Die europäische Politik redet lieber über unsinnige Klimaziele, Diversitätsquoten, Gender-Toiletten und Tempolimits auf den Autobahnen, während im Hintergrund eine technische Revolution heranreift, die Staaten wie Terrorgruppen gleichermaßen befähigt, biologische Katastrophen in nie dagewesener Geschwindigkeit zu entwerfen. Das Rezept für ein tödliches Gas, die Konstruktion eines manipulierten Virus, das war in der Vergangenheit eine monatelange, hochriskante Laborarbeit. Heute genügen wenige Stunden mit der richtigen Software und den entsprechenden Eingaben, um Substanzen zu entwerfen, die ganze Regionen menschenleer fegen können.

Beispiele gibt es schon: 2022 generierte eine experimentelle KI binnen sechs Stunden sage und schreibe 40.000 potenzielle chemische Kampfstoffe. Kein Geheimdienst der Welt kann garantieren, dass solche Fähigkeiten nicht längst in den Händen von extremistischen Akteuren sind, deren Moralvorstellungen bestenfalls als nicht vorhanden zu bezeichnen sind. 2023 präsentierte eine KI sogar eine “freundlich klingende” Anleitung für die Herstellung von Chloramingas, getarnt unter einem harmlosen Namen. Wer glaubt, das seien nur hypothetische Spielereien aus Forschungslaboren, ignoriert die jüngste Vergangenheit: Die Covid-Plandemie samt Lockdowns und anderen Zwangsmaßnahmen hat gezeigt, wie fragil globale Lieferketten, Gesundheitssysteme und Gesellschaften sind – und wie schnell sich ein Pathogen trotz solcher restriktiver Beschränkungen um den Erdball ausbreiten kann.

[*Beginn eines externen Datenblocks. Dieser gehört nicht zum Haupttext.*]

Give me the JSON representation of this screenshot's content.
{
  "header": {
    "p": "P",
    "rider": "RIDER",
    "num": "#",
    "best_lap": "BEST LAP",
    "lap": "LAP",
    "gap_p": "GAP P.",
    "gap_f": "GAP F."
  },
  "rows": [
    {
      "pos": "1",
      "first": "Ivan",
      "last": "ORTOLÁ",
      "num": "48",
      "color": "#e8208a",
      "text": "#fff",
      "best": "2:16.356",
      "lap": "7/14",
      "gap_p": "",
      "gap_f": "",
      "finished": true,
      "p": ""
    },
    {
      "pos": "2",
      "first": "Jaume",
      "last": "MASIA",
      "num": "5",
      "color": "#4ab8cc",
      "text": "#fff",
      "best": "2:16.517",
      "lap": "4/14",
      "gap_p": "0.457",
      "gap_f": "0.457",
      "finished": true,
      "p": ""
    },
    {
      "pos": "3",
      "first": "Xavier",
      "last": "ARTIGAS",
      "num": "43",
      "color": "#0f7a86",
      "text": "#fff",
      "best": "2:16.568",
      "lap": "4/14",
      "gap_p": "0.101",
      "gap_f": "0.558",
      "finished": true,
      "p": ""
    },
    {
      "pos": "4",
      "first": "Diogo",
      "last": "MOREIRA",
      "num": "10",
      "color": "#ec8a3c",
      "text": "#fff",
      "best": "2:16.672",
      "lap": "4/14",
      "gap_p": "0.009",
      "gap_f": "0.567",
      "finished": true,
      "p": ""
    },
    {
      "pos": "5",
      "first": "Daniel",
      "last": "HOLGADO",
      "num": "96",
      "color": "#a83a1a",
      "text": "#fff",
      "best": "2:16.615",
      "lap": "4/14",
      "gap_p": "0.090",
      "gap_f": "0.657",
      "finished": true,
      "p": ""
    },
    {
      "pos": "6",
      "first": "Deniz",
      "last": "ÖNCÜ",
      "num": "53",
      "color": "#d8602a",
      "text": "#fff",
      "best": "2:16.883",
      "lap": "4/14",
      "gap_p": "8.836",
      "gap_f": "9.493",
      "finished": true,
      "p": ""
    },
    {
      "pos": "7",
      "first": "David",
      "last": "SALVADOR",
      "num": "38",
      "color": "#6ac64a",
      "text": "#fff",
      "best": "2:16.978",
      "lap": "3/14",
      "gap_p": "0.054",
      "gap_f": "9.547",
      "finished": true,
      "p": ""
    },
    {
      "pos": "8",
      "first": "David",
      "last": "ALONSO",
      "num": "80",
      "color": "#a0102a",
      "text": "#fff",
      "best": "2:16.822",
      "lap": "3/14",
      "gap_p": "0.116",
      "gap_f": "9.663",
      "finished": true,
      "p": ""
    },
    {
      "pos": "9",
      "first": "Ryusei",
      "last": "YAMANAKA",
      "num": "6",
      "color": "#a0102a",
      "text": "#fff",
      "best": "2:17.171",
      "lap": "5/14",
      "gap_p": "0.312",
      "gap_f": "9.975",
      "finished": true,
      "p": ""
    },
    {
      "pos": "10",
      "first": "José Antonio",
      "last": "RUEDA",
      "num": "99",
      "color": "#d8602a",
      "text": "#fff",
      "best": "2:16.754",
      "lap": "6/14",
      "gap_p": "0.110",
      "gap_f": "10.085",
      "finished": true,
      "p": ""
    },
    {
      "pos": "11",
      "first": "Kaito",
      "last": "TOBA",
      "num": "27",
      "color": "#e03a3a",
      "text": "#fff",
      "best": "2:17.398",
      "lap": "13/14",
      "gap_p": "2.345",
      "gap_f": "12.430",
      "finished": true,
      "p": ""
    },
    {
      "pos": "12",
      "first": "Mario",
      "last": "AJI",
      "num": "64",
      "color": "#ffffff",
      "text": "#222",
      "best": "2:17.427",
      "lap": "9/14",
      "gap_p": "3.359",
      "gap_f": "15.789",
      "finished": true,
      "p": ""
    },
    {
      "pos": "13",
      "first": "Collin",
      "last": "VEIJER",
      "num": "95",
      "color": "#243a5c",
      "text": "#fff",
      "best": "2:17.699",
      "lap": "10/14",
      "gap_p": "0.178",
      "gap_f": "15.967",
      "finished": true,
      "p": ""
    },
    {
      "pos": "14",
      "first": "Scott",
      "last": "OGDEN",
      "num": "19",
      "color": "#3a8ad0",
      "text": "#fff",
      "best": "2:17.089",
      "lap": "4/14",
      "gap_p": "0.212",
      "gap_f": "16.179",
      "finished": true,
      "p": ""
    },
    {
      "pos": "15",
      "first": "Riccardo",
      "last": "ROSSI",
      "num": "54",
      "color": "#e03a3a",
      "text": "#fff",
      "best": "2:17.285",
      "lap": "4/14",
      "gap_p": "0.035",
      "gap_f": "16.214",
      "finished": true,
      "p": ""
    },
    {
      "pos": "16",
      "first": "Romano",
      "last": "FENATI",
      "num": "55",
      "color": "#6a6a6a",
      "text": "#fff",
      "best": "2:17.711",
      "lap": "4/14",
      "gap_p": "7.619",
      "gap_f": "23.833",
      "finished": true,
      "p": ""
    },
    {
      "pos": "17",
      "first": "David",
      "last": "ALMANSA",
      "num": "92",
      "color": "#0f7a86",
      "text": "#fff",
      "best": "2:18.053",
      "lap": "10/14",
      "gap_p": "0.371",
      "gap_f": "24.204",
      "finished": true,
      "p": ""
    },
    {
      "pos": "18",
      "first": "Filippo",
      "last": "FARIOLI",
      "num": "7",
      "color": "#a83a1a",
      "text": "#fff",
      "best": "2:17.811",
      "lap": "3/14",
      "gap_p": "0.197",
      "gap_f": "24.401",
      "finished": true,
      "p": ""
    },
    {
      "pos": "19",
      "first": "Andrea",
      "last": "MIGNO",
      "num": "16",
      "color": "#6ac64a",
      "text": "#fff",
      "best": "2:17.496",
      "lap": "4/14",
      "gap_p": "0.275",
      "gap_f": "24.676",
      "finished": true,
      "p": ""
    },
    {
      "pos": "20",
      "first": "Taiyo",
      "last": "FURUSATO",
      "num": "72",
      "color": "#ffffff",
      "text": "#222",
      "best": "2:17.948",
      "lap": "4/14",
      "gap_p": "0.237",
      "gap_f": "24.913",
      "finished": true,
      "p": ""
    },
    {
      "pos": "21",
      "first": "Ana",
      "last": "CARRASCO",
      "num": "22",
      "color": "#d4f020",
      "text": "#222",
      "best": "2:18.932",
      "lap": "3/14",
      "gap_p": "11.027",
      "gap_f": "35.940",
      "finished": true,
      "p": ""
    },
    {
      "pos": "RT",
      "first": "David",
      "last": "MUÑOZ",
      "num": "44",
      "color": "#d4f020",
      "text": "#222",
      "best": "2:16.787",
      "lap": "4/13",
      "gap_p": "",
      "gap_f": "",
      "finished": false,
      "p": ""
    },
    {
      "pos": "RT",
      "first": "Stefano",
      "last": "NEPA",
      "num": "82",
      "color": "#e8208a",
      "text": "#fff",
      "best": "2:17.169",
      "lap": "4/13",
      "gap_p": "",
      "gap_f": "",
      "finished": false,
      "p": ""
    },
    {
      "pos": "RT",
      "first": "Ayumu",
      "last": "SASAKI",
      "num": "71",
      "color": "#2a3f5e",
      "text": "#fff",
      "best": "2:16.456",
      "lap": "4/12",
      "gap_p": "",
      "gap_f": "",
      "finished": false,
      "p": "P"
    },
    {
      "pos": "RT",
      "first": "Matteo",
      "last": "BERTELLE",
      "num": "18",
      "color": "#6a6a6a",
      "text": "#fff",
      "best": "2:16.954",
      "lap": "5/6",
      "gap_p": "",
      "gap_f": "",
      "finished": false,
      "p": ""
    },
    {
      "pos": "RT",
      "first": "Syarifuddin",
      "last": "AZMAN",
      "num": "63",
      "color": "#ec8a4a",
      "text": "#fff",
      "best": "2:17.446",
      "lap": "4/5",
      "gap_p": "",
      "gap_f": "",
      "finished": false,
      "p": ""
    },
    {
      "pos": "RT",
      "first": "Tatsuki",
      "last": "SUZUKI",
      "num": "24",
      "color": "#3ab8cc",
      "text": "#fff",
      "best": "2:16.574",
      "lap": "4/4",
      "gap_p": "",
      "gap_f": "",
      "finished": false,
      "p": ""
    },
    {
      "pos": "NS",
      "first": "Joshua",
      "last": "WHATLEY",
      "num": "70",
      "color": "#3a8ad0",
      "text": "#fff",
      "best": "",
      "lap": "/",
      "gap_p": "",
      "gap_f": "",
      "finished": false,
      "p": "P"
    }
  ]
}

Europa ist in dieser Hinsicht ein leichtes Ziel. Offene Grenzen, hochvernetzte Wirtschaftsräume, dichte Transportnetze – all das, was wir als Errungenschaft feiern, macht uns gleichzeitig verwundbar. Ein einziger kontaminierter Container im Hafen, eine manipulierte Probe in einem Forschungslabor, und die Folgen könnten verheerender sein als jede Finanzkrise. Dabei ist das Problem längst nicht mehr nur staatlich gelenkter Bioterrorismus. Nichtstaatliche Akteure, organisierte Kriminalität und sogar Einzelpersonen mit Zugang zu KI-gestützten Bauplänen könnten in Zukunft solche Massenvernichtungswaffen entwickeln.

Das Paradoxe: Dieselbe KI, die uns gefährdet, könnte uns auch schützen. Schnelle Impfstoffentwicklung, gezielte Antidot-Forschung, automatisierte Gefahrenerkennung – das Potenzial ist enorm. Aber Europa hinkt hinterher. Während China, Russland, die Vereinigten Staaten und andere Staaten diese Technologie für militärische Zwecke ausloten, verlieren sich Brüssel und Berlin in regulatorischen Grundsatzdebatten. Man könnte fast meinen, dass man sich in den europäischen Hauptstädten lieber mit der Regulierung von Holzofen-Emissionen beschäftigt als mit der technologischen Entwicklung.

Es stellt sich dabei nicht mehr die Frage, ob die Künstliche Intelligenz für biologische oder chemische Angriffe missbraucht wird, sondern wann und in welchem Ausmaß dies geschehen wird. Und ob wir vorbereitet sind, wenn es passiert. Bisher lautet die ehrliche Antwort: Nein, sind wir absolut nicht. Wir sollten nicht vergessen, dass diese Technologie bereits jetzt erfolgreich für die Entwicklung neuer Medikamente (z. B. Antibiotika) eingesetzt wird. Was hindert skrupellose Wissenschaftler daran, auch an neuen biologischen oder chemischen Waffen zu arbeiten?